Because, if so, I'm not buying it. Wheel is an iteration after Egg, that was created in a world full of package managers, packages of all sorts and flavors. Wheel authors failed to learn from what was available for... idk some odd thirty years? (I'm thinking CPAN).
But, it has problems that just show how immature the people who designed the format were when it comes to using existing formats. For example, the Wheel authors were completely clueless about multiple gotchas of Zip format (even though they've been using Egg which is also based on Zip for... what a decade? I mean, come on, you had to be blind and deaf not to know about these problems if you had anything to do with packaging).
But, the most important problem is in the name format. And it's not about knowing gotchas of other formats. It's just total lack of planning / ability to predict the next step. For instance, some parts of the Wheel name are defined roughly as "whatever some function in sys module returns on that platform". So, it leaves this part of the name unpredictable and undefined, essentially. Wheel authors cannot make a universal package because in order to do so they need to have knowledge of all existing platforms and all future platforms... which, of course, nobody does.
And they've done it because... it was easy to do. Not because it was the right thing to do or the smart thing to do. The consequence of this decision is that implementing a PyPI competitor is virtually impossible because it's a layered crap-sandwich of multiple layers of mistakes that support each other (various parts of the name format were modified multiple times over the course of history, and weren't immediately supported by pip). Similarly, implementing a viable alternative to pip is equally almost impossible because of the same historical crap-pie of multiple mistakes on which Python package publishers built their whole infrastructure.
This led to the situation where today the whole Python packaging is locked into using PyPI, setuptools and pip. Those who are intimately familiar with the subject know that they are broken beyond repair and have no hope of getting better, but the mess is so big that undoing it just seems impossible. And, of course, PyPA is blissfully unaware of all the nonsense that's going on in its tools keeps adding new worthless features to polish this turd.
I would expect most people to read code in their IDEs, where small amounts of type inference like this is fine because the IDE tells you what the type is.
I agree that if you spend a lot of time reading code in something like GitHub, not having explicit types is annoying, but seriously, who does that?
If the IDE only displays the type on hover, that’s a significant usability regression.
It also makes it harder to grep for usages of any given type. Of course IDEs could help with that too, but I don’t know any that provide that functionality.
IDEs don't always display every type in a useful way. Sometimes they just display an unhelpful alias which ends up being just as useless. Sometimes they display an incredibly verbose version with all the default template parameters written out, making it a nightmare. Sometimes they give useless results, like when you have a dependent type whose concrete type you know (imagine typename T::value_type vs. size_t). Sometimes they haven't even finished analyzing the code yet. I could go on. You should not be crippled without your IDE.

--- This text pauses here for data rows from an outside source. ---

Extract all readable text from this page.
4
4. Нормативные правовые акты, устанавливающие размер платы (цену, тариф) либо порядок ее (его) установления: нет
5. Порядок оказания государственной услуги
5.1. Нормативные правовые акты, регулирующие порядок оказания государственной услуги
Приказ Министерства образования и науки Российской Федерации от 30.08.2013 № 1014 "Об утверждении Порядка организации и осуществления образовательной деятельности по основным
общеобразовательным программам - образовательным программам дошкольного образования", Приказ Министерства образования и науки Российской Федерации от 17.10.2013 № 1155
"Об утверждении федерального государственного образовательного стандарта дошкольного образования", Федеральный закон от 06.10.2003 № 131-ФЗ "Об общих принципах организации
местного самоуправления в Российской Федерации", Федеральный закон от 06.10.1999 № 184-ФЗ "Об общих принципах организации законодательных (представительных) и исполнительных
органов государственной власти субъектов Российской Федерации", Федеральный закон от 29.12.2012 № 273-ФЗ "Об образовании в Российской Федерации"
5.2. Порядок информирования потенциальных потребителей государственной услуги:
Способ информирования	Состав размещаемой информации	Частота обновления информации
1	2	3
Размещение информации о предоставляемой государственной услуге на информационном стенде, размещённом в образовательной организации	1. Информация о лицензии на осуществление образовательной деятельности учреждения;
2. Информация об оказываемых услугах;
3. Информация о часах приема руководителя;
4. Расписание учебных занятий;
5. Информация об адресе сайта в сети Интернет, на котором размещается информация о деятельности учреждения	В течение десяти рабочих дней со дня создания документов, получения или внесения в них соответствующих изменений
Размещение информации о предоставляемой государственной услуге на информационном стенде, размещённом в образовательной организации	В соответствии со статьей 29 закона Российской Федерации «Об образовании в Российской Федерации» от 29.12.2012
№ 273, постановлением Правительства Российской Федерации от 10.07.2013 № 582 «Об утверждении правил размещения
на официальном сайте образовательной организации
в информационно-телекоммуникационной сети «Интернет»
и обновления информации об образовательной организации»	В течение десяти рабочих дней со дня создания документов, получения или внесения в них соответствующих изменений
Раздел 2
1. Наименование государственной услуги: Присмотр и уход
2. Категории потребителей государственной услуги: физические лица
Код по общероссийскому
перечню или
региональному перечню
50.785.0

Can you compute elementary functions by hand? Why not? Why are you crippled without semiconductors? This attitude leads to never being able to use better tools. We can't leverage an IDE because then we're "crippled" when we don't have it, so we continue writing code as if it was the '70s and the best we have is ed.
Good point! I remember that being a lint in Visual Studio. A very valid one.
In contrast, in Python, initial use exhausts generators. Subsequent iterations turns up empty. A gotcha, but also a way to highlight misuse, as it should show up in testing.
Because that IDE is compiling the code behind the scenes... (Usually somewhere on a spectrum between literally just using the real compiler, or failing spectacularly to match it.)